Hello,
I am working on an iOS video telephony app that sends its own custom video source via WebRTC.
This video source is implemented as RTCVideoCapturer, which passes each frame via delegate.capturer(self, didCapture: frame).
For. every frame I generate and set the timeStampNs.
The video stream is then sent to the server and from there to all participants in a session.
Each participant can interact with the video and click with the mouse at a point in the video image. The coordinates are then sent back to the iOS device together with the RTP timestamp.
The iOS device must now process the interaction.
Due to transmission delays and movements of the device, the click coordinate never matches the actual position where the other participant clicked in the video image.
For this reason, I need the timeStampNs I originally generated per frame so I know which video frame the user saw when they clicked to compensate the delays.

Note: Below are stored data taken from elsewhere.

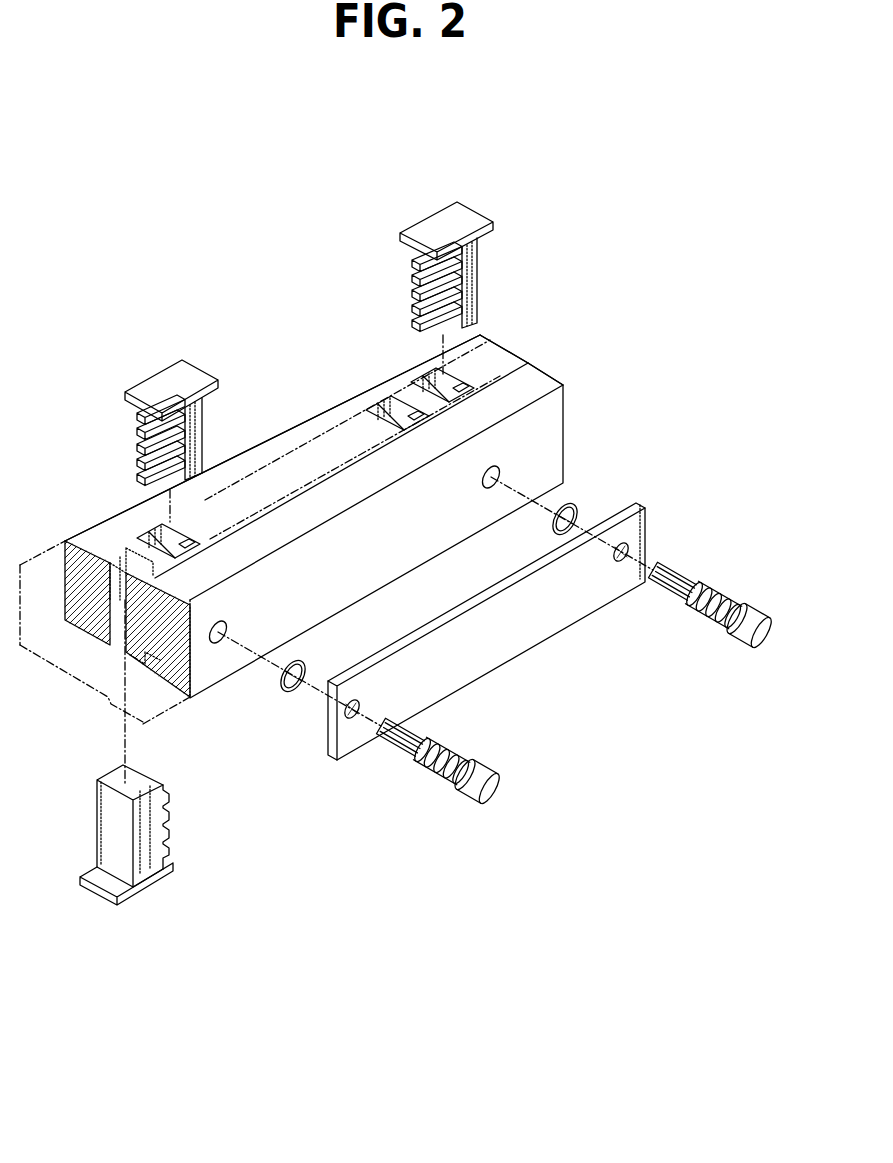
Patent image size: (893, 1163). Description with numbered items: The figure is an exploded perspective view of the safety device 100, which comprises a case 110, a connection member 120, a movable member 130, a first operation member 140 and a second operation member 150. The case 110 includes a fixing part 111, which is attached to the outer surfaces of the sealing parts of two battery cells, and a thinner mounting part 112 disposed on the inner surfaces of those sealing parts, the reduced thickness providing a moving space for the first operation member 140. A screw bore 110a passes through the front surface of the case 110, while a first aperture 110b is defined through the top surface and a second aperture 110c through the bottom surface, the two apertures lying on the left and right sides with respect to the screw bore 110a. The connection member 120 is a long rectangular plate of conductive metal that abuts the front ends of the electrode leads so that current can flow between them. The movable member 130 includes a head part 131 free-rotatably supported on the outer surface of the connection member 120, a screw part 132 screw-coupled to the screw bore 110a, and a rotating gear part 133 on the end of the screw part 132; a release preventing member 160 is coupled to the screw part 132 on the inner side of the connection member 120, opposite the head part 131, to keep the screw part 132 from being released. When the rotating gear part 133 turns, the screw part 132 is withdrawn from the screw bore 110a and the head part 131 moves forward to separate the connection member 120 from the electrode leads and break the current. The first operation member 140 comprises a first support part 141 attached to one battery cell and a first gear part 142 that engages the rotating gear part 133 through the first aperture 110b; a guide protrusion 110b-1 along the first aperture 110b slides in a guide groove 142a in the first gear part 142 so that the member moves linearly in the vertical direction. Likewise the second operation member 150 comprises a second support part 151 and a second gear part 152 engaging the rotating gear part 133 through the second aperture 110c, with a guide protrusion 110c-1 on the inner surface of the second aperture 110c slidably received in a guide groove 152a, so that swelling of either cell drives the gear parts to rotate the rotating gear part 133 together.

The safety device 100 is at (336, 267).
The case 110 is at (509, 281).
The fixing part 111 is at (538, 385).
The mounting part 112 is at (468, 352).
The screw bore 110a is at (498, 475).
The first aperture 110b is at (200, 533).
The second aperture 110c is at (168, 698).
The guide protrusion 110b-1 is at (367, 395).
The guide protrusion 110c-1 is at (430, 366).
The connection member 120 is at (481, 645).
The movable member 130 is at (337, 794).
The head part 131 is at (473, 796).
The screw part 132 is at (433, 772).
The rotating gear part 133 is at (393, 749).
The first operation member 140 is at (313, 387).
The first support part 141 is at (192, 376).
The first gear part 142 is at (200, 409).
The guide groove 142a is at (195, 433).
The second operation member 150 is at (120, 950).
The second support part 151 is at (150, 860).
The second gear part 152 is at (105, 872).
The guide groove 152a is at (162, 860).
The release preventing member 160 is at (290, 698).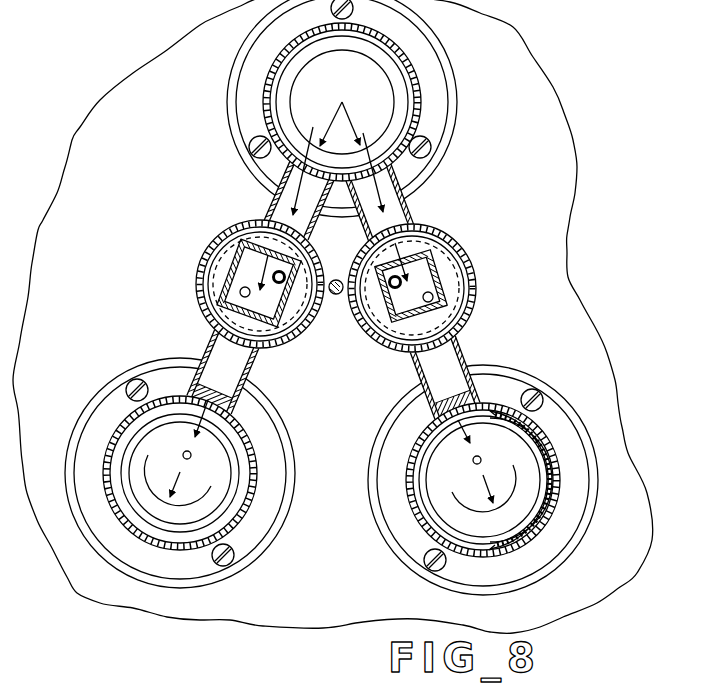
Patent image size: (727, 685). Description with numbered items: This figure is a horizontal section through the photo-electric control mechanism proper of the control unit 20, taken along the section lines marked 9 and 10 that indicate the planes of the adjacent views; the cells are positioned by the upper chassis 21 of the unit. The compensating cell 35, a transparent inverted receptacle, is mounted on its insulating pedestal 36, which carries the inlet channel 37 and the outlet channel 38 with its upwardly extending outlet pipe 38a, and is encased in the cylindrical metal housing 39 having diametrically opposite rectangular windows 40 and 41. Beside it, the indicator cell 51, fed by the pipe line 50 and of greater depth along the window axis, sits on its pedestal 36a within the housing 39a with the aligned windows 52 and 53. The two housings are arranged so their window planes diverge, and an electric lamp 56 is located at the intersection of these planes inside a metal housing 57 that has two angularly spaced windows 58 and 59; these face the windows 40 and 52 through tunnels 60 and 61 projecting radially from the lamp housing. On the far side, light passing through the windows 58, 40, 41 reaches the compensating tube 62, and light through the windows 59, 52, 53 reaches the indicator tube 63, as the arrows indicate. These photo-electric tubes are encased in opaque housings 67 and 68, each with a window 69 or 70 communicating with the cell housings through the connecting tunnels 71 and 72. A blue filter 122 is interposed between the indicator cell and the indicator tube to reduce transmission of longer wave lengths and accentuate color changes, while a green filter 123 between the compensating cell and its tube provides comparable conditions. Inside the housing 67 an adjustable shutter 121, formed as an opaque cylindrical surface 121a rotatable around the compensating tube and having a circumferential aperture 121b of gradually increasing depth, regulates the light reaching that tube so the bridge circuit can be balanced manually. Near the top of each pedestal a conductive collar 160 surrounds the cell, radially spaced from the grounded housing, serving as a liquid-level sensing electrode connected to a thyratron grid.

The control unit 20 is at (558, 100).
The upper chassis 21 is at (514, 136).
The lamp housing 57 is at (400, 55).
The electric lamp 56 is at (372, 85).
The lamp housing window 59 is at (305, 161).
The lamp housing window 58 is at (370, 164).
The tunnel 60 is at (420, 188).
The window 40 is at (402, 216).
The tunnel 61 is at (262, 190).
The collar 160 is at (215, 237).
The window 52 is at (306, 226).
The indicator cell 51 is at (242, 262).
The pedestal 36a is at (212, 270).
The housing 39a is at (215, 295).
The pipe line 50 is at (238, 297).
The window 53 is at (222, 343).
The connecting tunnel 72 is at (253, 373).
The blue filter 122 is at (245, 405).
The housing 39 is at (455, 245).
The inlet channel 37 is at (348, 323).
The compensating cell 35 is at (434, 297).
The pedestal 36 is at (455, 310).
The outlet pipe 38a is at (393, 288).
The outlet channel 38 is at (364, 353).
The window 41 is at (458, 346).
The connecting tunnel 71 is at (480, 362).
The window 69 is at (465, 400).
The green filter 123 is at (437, 402).
The window 70 is at (198, 408).
The indicator tube 63 is at (217, 462).
The housing 68 is at (107, 460).
The compensating tube 62 is at (513, 445).
The housing 67 is at (557, 483).
The adjustable shutter 121 is at (545, 523).
The cylindrical surface 121a is at (550, 448).
The aperture 121b is at (460, 566).
The section line 9 is at (112, 625).
The section line 10 is at (533, 606).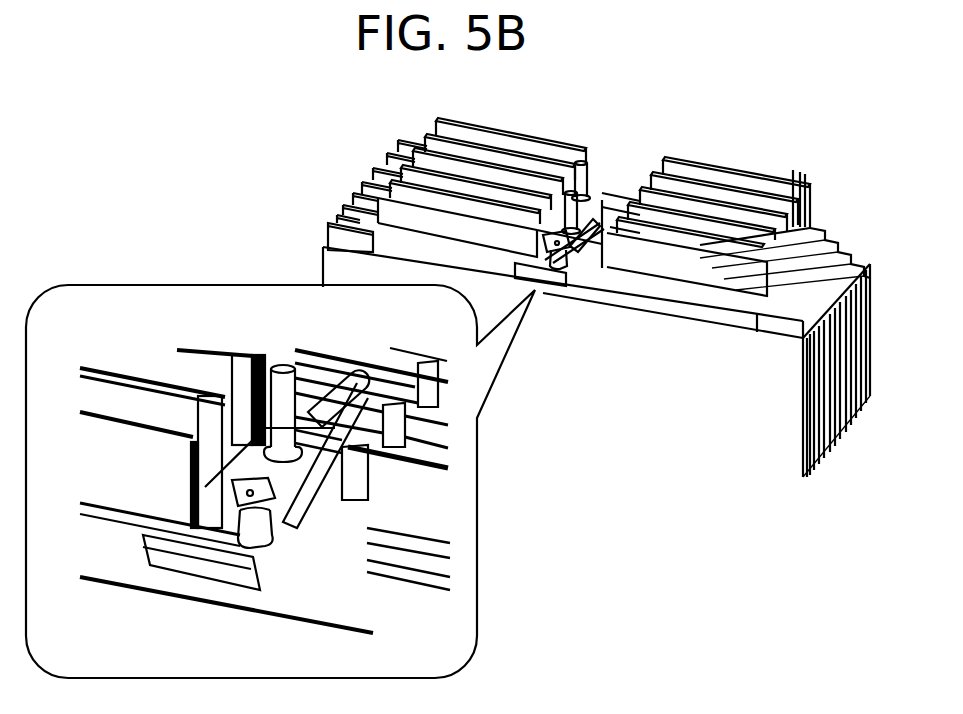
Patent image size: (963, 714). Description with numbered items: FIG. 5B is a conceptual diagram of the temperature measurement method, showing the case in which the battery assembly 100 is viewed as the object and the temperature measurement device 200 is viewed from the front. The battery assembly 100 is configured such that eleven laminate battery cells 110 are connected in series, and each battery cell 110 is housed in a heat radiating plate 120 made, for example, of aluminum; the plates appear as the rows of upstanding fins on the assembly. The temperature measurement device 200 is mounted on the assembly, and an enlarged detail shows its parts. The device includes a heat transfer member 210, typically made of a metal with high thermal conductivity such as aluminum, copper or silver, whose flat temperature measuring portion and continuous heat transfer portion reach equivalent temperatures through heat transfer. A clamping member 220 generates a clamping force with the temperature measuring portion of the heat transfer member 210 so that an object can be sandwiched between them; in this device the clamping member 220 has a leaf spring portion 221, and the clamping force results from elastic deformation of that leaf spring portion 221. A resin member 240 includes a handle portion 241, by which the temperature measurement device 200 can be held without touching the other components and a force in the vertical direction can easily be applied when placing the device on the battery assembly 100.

The battery assembly 100 is at (797, 141).
The laminate battery cell 110 is at (410, 138).
The heat radiating plate 120 is at (785, 417).
The temperature measurement device 200 is at (603, 185).
The heat transfer member 210 is at (280, 548).
The clamping member 220 is at (228, 580).
The leaf spring portion 221 is at (210, 553).
The resin member 240 is at (357, 388).
The handle portion 241 is at (288, 393).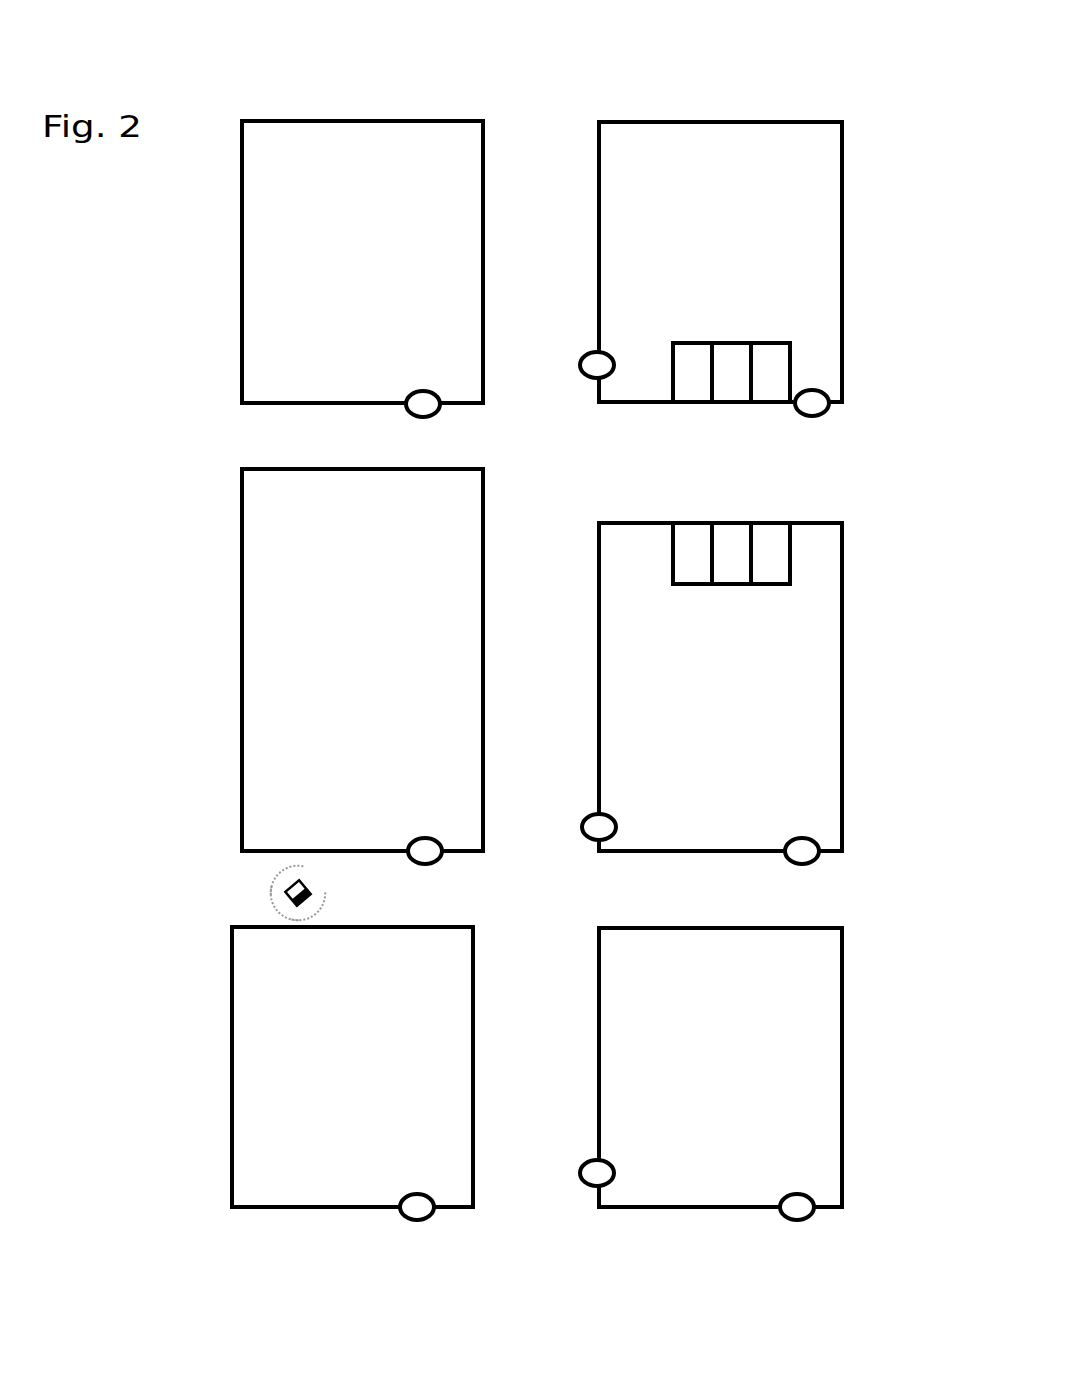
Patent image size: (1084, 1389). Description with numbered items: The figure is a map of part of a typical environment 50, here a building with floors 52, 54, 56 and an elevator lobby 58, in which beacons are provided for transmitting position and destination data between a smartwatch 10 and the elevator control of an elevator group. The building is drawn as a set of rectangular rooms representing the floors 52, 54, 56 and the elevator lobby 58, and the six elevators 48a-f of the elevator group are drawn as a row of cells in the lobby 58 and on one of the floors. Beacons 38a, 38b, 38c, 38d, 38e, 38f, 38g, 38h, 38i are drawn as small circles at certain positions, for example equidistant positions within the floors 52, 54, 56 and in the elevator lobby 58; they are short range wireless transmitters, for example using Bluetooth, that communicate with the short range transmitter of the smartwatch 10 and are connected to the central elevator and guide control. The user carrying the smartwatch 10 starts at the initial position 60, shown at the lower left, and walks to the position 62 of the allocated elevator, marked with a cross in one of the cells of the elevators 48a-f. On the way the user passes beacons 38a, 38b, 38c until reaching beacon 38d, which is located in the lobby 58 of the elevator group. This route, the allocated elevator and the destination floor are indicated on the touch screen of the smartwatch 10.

The environment 50 is at (284, 79).
The floor 52 is at (561, 249).
The floor 54 is at (377, 453).
The floor 56 is at (738, 908).
The elevator lobby 58 is at (741, 488).
The elevators 48a-f is at (732, 317).
The position of the allocated elevator 62 is at (736, 374).
The beacon 38a is at (425, 852).
The beacon 38b is at (599, 827).
The beacon 38c is at (597, 365).
The beacon 38d is at (812, 404).
The beacon 38e is at (802, 852).
The beacon 38f is at (597, 1173).
The beacon 38g is at (797, 1207).
The beacon 38h is at (417, 1207).
The beacon 38i is at (423, 405).
The smartwatch 10 is at (292, 888).
The initial position 60 is at (280, 898).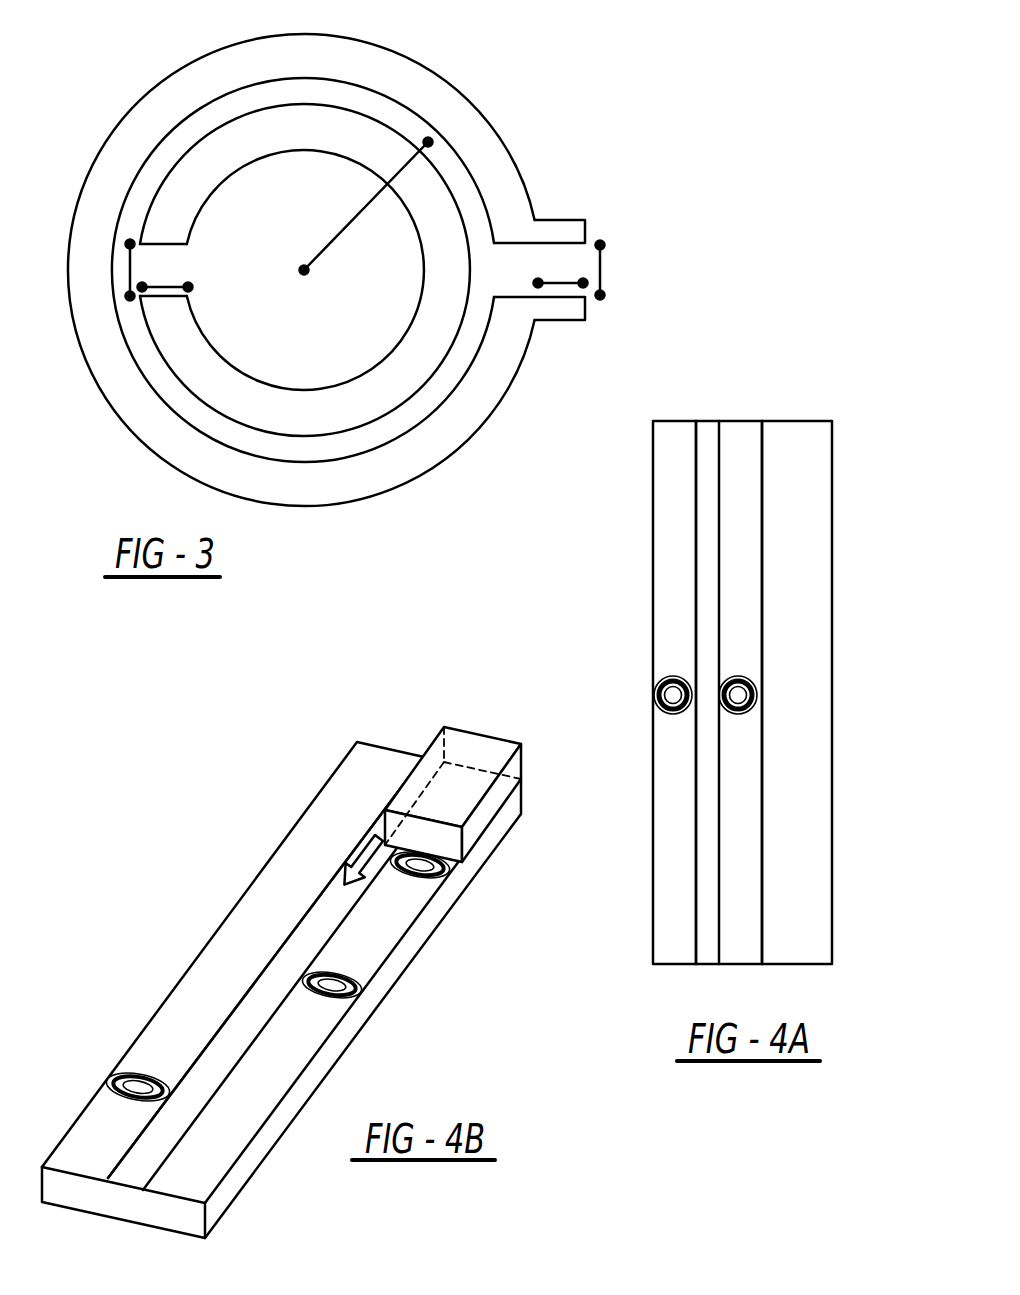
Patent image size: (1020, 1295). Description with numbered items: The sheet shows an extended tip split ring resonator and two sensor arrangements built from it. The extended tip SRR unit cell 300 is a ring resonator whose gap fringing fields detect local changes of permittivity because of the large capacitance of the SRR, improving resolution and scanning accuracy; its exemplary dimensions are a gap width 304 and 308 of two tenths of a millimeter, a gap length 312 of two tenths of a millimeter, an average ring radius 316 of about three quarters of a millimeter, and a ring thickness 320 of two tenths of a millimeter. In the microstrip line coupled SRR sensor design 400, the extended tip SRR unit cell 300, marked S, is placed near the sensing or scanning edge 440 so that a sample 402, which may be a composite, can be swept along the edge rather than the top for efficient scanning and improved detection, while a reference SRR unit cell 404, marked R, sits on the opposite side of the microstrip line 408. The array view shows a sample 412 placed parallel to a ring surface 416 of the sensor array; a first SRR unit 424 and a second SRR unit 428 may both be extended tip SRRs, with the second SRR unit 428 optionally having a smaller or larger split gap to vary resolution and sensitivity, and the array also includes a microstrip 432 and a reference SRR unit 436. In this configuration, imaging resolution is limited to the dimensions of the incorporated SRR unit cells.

In FIG. 3, the extended tip SRR unit cell 300 is at (108, 106).
In FIG. 4A, the extended tip SRR unit cell 300 is at (755, 667).
In FIG. 3, the gap width 304 is at (600, 257).
In FIG. 3, the gap width 308 is at (130, 270).
In FIG. 3, the gap length 312 is at (555, 283).
In FIG. 3, the average ring radius 316 is at (360, 212).
In FIG. 3, the ring thickness 320 is at (165, 287).
In FIG. 4A, the SRR sensor design 400 is at (725, 632).
In FIG. 4A, the sample 402 is at (790, 472).
In FIG. 4A, the reference SRR unit cell 404 is at (642, 688).
In FIG. 4A, the microstrip line 408 is at (702, 818).
In FIG. 4B, the sample 412 is at (444, 727).
In FIG. 4B, the ring surface 416 is at (215, 1133).
In FIG. 4B, the first SRR unit 424 is at (360, 977).
In FIG. 4B, the second SRR unit 428 is at (427, 880).
In FIG. 4B, the microstrip 432 is at (237, 1025).
In FIG. 4B, the reference SRR unit 436 is at (137, 1073).
In FIG. 4A, the sensing or scanning edge 440 is at (762, 806).
In FIG. 4B, the sensing or scanning edge 440 is at (340, 1047).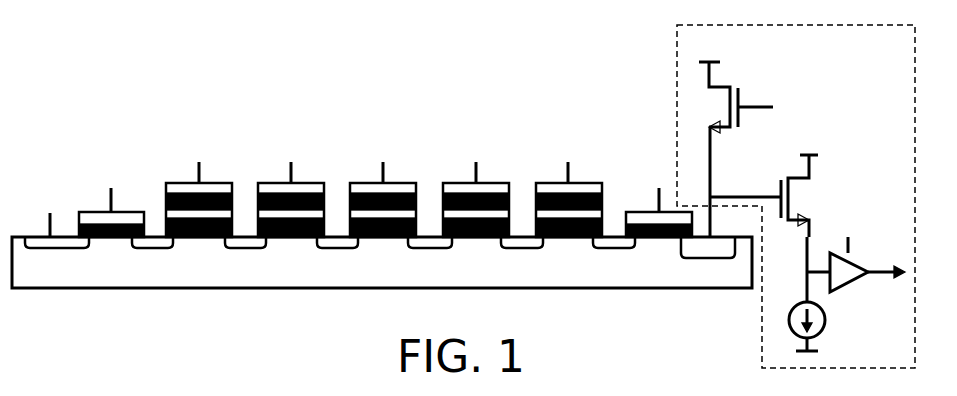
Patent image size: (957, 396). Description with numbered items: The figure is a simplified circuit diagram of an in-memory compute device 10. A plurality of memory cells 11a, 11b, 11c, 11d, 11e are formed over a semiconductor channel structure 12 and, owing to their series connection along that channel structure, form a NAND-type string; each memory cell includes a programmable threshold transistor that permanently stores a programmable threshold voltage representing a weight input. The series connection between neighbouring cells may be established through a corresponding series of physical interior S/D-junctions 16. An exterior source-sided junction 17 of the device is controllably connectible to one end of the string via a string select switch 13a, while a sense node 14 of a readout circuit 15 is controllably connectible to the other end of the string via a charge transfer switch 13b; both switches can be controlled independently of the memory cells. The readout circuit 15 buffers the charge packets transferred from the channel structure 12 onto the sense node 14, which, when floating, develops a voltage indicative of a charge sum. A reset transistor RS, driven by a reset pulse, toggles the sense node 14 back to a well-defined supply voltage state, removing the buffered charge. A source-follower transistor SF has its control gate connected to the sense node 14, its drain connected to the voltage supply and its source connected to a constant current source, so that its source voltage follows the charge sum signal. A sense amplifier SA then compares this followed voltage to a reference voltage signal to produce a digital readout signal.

The in-memory compute device 10 is at (158, 85).
The memory cell 11a is at (181, 170).
The memory cell 11b is at (272, 170).
The memory cell 11c is at (363, 171).
The memory cell 11d is at (453, 171).
The memory cell 11e is at (544, 171).
The semiconductor channel structure 12 is at (485, 252).
The string select switch 13a is at (85, 198).
The charge transfer switch 13b is at (638, 196).
The sense node 14 is at (703, 257).
The readout circuit 15 is at (760, 200).
The physical interior S/D-junction 16 is at (243, 248).
The source junction 17 is at (57, 248).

However, the RTP timestamp sent by WebRTC, which arrives at the server and the participants, no longer correspond to my timeStampNs of the frame that I generated.
The RTP timestamp that arrives at the server counts up, but starts at a random starting point for each new session, that cannot be read anywhere.
Can I set or read the RTP timestamp that actually goes to the server?
I have already tried to derive from RTCDefaultVideoEncoderFactory to set a callback for the generated encoder to get the RTCEncodedImage, but the callback is never called.
Are there any possibilities or suggestions?